Congress was unable to pass a final budget for the 2022 fiscal year without the pro-life riders, and Biden finally signed into law an omnibus bill in March of this year that included the protections.

In addition to Hyde, the other pro-life riders the ERLC urged congressional leaders to approve in final spending legislation include the:

— Weldon Amendment, which has barred since 2004 funding for government programs that discriminate against health-care individuals or institutions that object to abortion.

— Helms Amendment, a rider first approved in 1973 prohibits foreign aid funds from being used for abortion as a method of family planning.

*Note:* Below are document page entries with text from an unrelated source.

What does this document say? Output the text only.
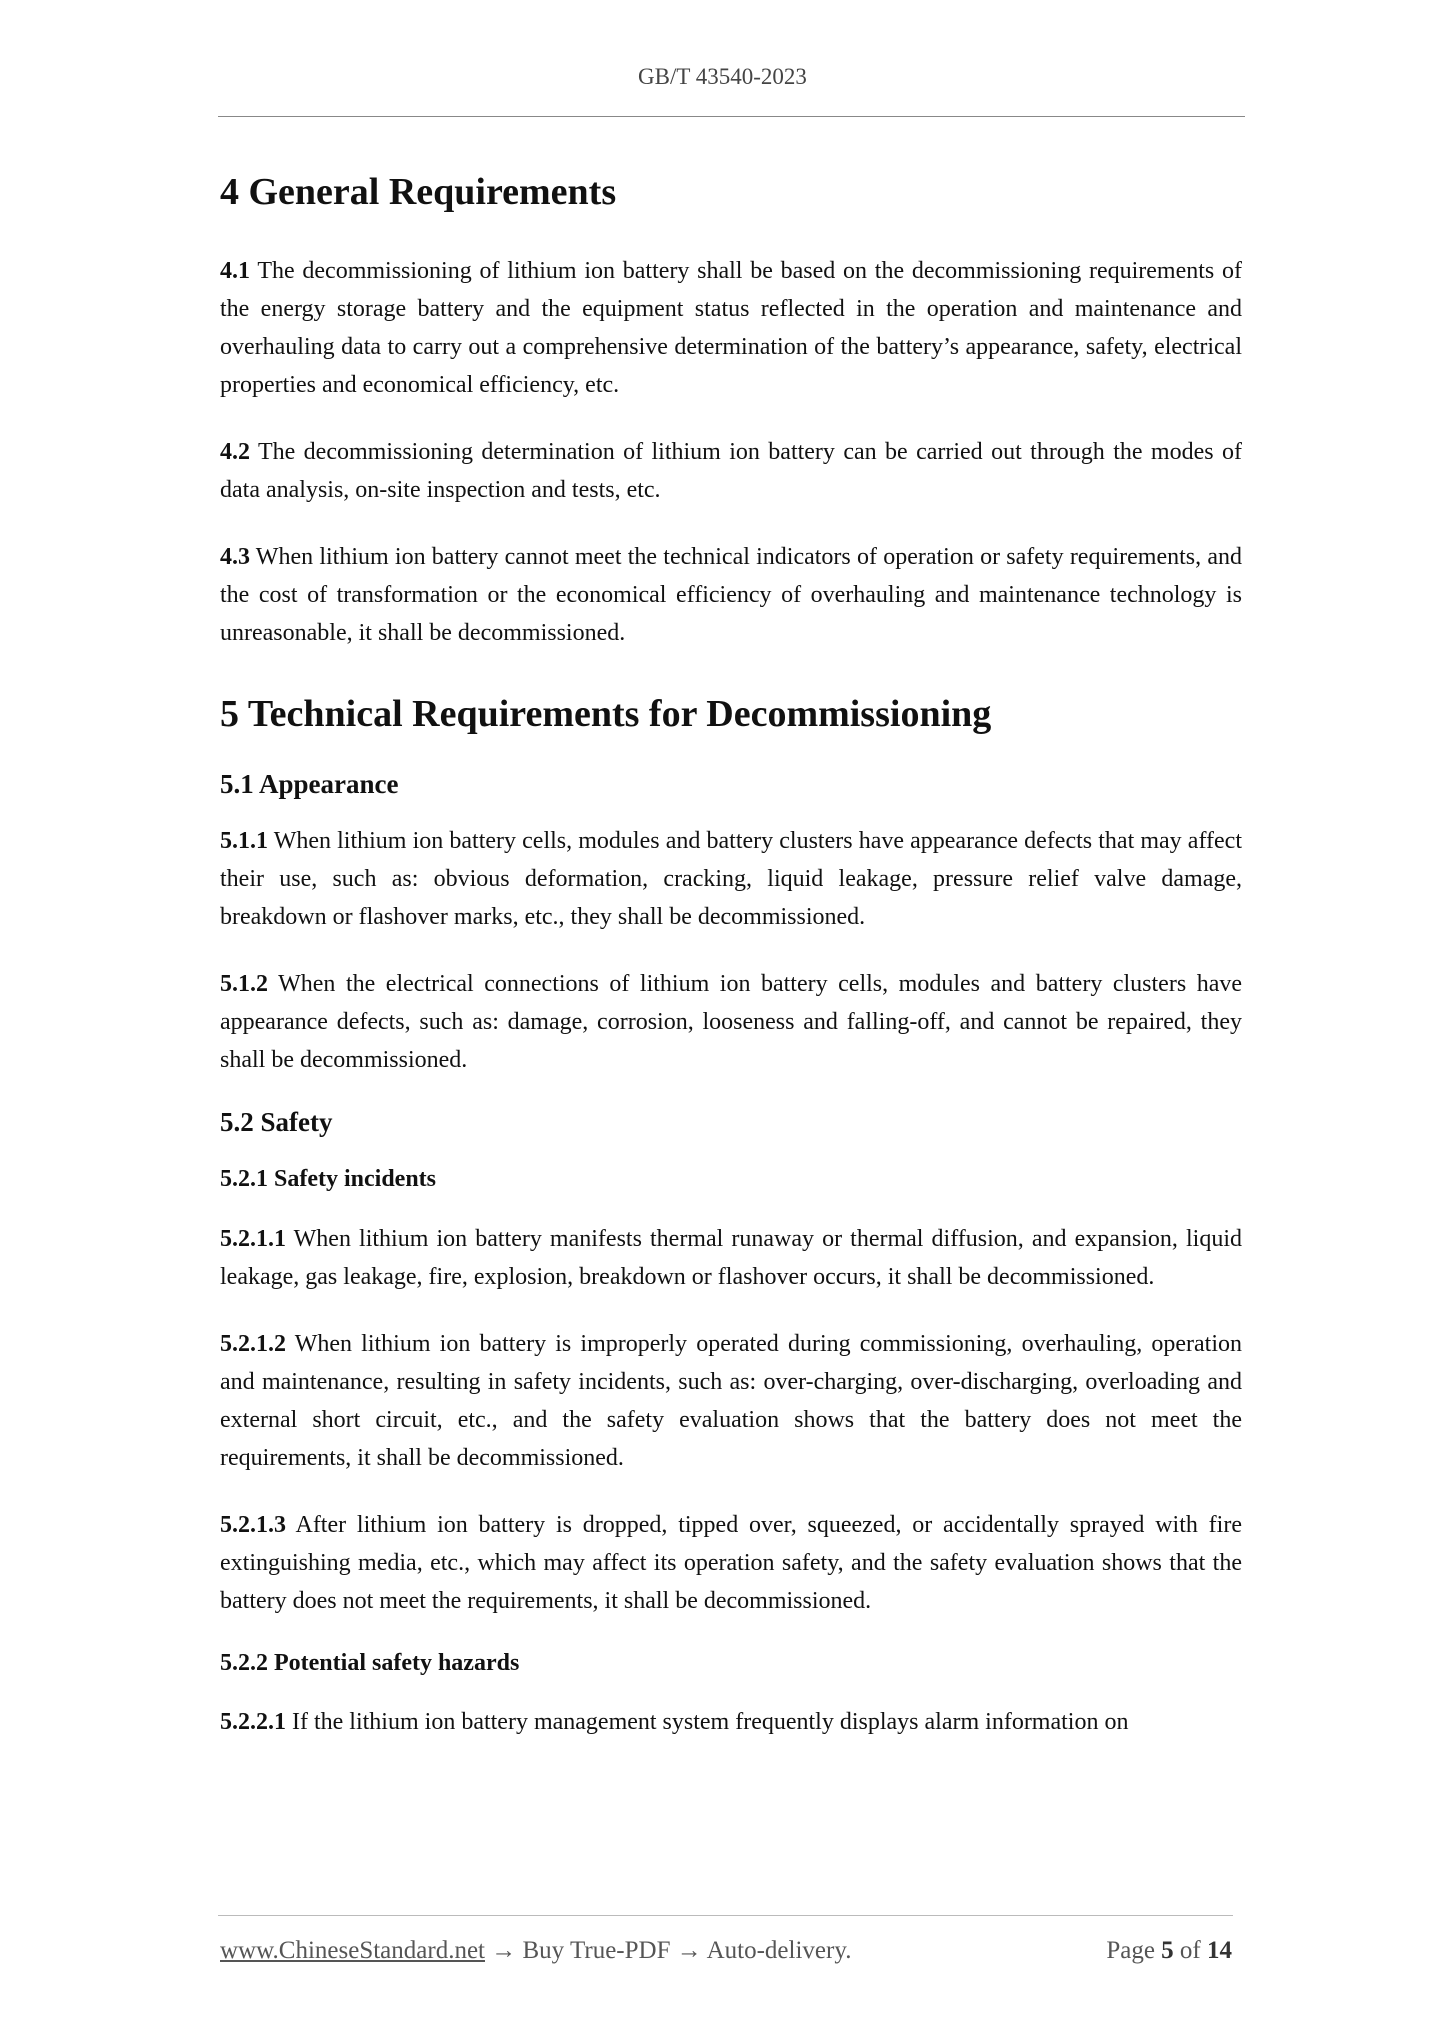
GB/T 43540-2023
4 General Requirements

4.1 The decommissioning of lithium ion battery shall be based on the decommissioning requirements of the energy storage battery and the equipment status reflected in the operation and maintenance and overhauling data to carry out a comprehensive determination of the battery’s appearance, safety, electrical properties and economical efficiency, etc.

4.2 The decommissioning determination of lithium ion battery can be carried out through the modes of data analysis, on-site inspection and tests, etc.

4.3 When lithium ion battery cannot meet the technical indicators of operation or safety requirements, and the cost of transformation or the economical efficiency of overhauling and maintenance technology is unreasonable, it shall be decommissioned.

5 Technical Requirements for Decommissioning
5.1 Appearance

5.1.1 When lithium ion battery cells, modules and battery clusters have appearance defects that may affect their use, such as: obvious deformation, cracking, liquid leakage, pressure relief valve damage, breakdown or flashover marks, etc., they shall be decommissioned.

5.1.2 When the electrical connections of lithium ion battery cells, modules and battery clusters have appearance defects, such as: damage, corrosion, looseness and falling-off, and cannot be repaired, they shall be decommissioned.

5.2 Safety
5.2.1 Safety incidents

5.2.1.1 When lithium ion battery manifests thermal runaway or thermal diffusion, and expansion, liquid leakage, gas leakage, fire, explosion, breakdown or flashover occurs, it shall be decommissioned.

5.2.1.2 When lithium ion battery is improperly operated during commissioning, overhauling, operation and maintenance, resulting in safety incidents, such as: over-charging, over-discharging, overloading and external short circuit, etc., and the safety evaluation shows that the battery does not meet the requirements, it shall be decommissioned.

5.2.1.3 After lithium ion battery is dropped, tipped over, squeezed, or accidentally sprayed with fire extinguishing media, etc., which may affect its operation safety, and the safety evaluation shows that the battery does not meet the requirements, it shall be decommissioned.

5.2.2 Potential safety hazards

5.2.2.1 If the lithium ion battery management system frequently displays alarm information on

www.ChineseStandard.net → Buy True-PDF → Auto-delivery.	Page 5 of 14
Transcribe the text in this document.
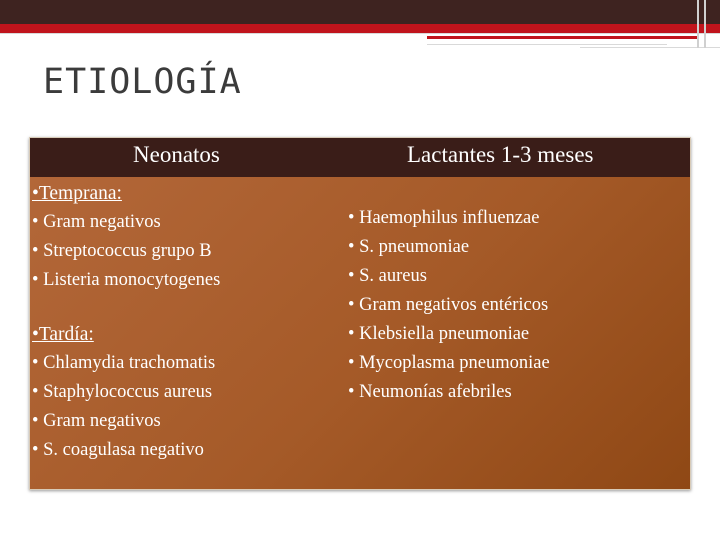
ETIOLOGÍA
Neonatos	Lactantes 1-3 meses
•Temprana:
• Gram negativos
• Streptococcus grupo B
• Listeria monocytogenes
•Tardía:
• Chlamydia trachomatis
• Staphylococcus aureus
• Gram negativos
• S. coagulasa negativo
• Haemophilus influenzae
• S. pneumoniae
• S. aureus
• Gram negativos entéricos
• Klebsiella pneumoniae
• Mycoplasma pneumoniae
• Neumonías afebriles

— Dornan Amendment, which was first adopted in 1988 and has barred in most of the years since federal and congressionally approved local funds from paying for abortions in the District of Columbia.

— Smith Amendment, which has barred in nearly every year since 1984 federal employee health plans from paying for abortions.

In its 14-page explanation of concerns, the ERLC also objected to provisions that weaken or ignore the Kemp-Kasten Amendment, a 1985 measure that bans overseas family planning money from going to any organization that is involved in a program of forced abortion or sterilization.

In addition, the commission protested a prohibition on reinstituting the Mexico City Policy, first instituted by President Reagan in 1984. Biden rescinded the policy, which bars organizations from receiving federal funds unless they agree not to perform or promote abortions internationally.

The ERLC also opposed a ban on funds from the Department of Health and Human Services for faith-based organizations, such as adoption and foster-care agencies, that decline to provide services to same-sex couples based on their religious convictions.

Among other concerns raised by the ERLC are the:

— Funding of additional research “promoting further adoption” of the lesbian, gay, bisexual, transgender and queer agenda.

— Mandate under the Title X family planning program that recipients offer abortion counseling and referrals.

— Requirement of federal prisons to transport pregnant inmates to abortion clinics.

Leatherwood’s letter and the document compiled by ERLC staff also went to the Democratic and GOP leadership of the Appropriations Committee in each chamber.